Saturday, August 4, 2012

Modest weight loss can benefit long-term health

THURSDAY, Aug. 2 HealthDay News)--even modest weight loss can include the overweight and obese important health benefits worth a decade, according to new research.

Study included 3,000 people overweight impaired glucose tolerance--a condition of pre-diabetic--who demonstrated how to change their behavior instead of the recommended drugs.

Behavioral strategies used by participants to help them with everything turned on weight maintenance, reducing the amount they ate unhealthy food, kept in their home and increase their amount of physical activity.

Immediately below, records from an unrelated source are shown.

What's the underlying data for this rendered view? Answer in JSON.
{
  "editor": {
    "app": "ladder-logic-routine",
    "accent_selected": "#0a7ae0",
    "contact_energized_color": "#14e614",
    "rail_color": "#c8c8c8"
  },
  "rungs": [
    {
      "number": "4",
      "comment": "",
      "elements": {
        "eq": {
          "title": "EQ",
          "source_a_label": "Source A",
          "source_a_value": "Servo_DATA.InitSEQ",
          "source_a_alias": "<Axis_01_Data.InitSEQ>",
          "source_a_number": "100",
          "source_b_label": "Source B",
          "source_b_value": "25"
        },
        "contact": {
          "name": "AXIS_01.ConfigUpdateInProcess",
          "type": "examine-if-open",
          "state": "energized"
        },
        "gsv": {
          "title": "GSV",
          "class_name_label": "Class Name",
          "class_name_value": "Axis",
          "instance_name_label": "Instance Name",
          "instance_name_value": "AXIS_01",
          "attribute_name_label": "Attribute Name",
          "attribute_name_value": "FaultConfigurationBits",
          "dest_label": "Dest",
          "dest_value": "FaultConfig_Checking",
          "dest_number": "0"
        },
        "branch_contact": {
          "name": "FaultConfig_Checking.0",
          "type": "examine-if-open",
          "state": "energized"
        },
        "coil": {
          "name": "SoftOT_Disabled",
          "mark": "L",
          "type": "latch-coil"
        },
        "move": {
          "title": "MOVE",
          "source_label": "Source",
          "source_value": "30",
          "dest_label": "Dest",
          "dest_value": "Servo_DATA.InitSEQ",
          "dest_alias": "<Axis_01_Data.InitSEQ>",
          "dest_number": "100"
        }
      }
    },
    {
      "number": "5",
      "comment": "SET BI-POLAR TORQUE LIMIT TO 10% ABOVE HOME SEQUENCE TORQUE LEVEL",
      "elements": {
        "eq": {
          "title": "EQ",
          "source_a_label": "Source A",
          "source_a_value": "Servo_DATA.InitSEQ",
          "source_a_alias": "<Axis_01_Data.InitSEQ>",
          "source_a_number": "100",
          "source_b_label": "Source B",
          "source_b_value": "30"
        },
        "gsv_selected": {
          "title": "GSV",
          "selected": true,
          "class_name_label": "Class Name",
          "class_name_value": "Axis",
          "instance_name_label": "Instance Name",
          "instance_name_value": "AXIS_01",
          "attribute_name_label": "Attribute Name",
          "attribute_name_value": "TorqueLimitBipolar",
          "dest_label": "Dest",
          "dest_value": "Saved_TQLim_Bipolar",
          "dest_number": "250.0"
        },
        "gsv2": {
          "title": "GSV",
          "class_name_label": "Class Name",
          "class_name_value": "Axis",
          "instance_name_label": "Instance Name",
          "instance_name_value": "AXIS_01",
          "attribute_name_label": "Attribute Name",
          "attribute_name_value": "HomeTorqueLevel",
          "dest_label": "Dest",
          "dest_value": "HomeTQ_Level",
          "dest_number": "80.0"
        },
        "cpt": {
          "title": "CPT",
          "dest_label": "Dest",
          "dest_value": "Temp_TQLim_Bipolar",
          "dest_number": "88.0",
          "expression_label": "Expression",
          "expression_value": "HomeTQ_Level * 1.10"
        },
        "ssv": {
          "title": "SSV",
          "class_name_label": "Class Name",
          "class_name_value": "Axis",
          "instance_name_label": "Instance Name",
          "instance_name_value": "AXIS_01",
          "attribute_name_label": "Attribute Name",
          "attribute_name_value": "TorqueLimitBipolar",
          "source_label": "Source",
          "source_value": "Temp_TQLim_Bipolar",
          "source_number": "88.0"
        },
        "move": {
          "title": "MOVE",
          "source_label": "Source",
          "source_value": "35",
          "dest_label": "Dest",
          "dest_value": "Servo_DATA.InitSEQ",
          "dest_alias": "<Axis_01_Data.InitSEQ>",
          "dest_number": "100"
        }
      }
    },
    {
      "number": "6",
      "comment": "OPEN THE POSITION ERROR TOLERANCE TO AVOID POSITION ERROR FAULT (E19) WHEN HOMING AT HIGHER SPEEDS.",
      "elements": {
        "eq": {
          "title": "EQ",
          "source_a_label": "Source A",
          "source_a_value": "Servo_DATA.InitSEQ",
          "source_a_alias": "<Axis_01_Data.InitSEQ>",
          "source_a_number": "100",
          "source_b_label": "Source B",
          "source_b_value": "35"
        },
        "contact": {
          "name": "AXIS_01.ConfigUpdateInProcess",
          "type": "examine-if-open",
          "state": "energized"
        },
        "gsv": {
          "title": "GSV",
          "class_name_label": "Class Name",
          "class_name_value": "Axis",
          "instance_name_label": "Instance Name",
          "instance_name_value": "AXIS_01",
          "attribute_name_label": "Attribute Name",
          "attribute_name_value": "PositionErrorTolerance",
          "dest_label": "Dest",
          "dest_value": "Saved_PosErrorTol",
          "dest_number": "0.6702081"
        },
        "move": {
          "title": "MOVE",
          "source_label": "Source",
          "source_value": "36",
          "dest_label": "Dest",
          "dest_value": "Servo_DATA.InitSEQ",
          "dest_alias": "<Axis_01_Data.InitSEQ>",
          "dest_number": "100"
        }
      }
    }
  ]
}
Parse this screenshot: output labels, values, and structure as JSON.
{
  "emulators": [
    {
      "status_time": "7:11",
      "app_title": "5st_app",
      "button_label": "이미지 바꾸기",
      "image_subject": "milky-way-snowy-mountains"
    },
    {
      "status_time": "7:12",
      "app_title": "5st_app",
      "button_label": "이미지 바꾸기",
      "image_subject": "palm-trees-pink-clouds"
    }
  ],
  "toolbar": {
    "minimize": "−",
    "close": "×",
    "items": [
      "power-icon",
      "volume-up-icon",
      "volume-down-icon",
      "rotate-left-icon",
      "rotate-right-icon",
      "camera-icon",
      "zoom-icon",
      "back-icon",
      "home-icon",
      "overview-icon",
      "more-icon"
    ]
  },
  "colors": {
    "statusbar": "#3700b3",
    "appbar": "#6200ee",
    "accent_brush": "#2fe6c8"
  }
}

Even modest weight loss--an average of 14 pounds--reduced the risk of type 2 diabetes by 58%. Weight loss and health benefits lasted for 10 years, even if the people regain the weight, "said study Author Rena Wing, a Professor of Psychiatry and human behavior at Brown University in Providence, R.I.

The test is scheduled for presentation Thursday at the American Psychological Association annual meeting in Orlando, Fla file.

"Help people find ways of changing their eating and activity behaviors and develop intervention other than medication to strengthen healthy lifestyles have made a huge difference in preventing one of the health problems in this country," Wing, who is also Director of the weight control and Diabetes Research Center at the Miriam Hospital in Providence, said in a news release.

"Weight loss of only 10 percent of body weight a person ... have also been shown the long-term impact on team sleep, sleep, hypertension and the quality of life and to release the decrease in mobility that occurs with age," she noted.

Wing is currently a study of 13 years 5000 people with type 2 diabetes to determine whether intensive behavioral intervention can reduce the risk of heart disease and heart.

"We want to show that behavior change not only creates healthier reduce risk factors for heart disease, but actually can make them live longer," she said.

Because the study was presented at the meeting of the medical data and conclusions should be seen as a preliminary to the time of publication in peer-reviewed Journal.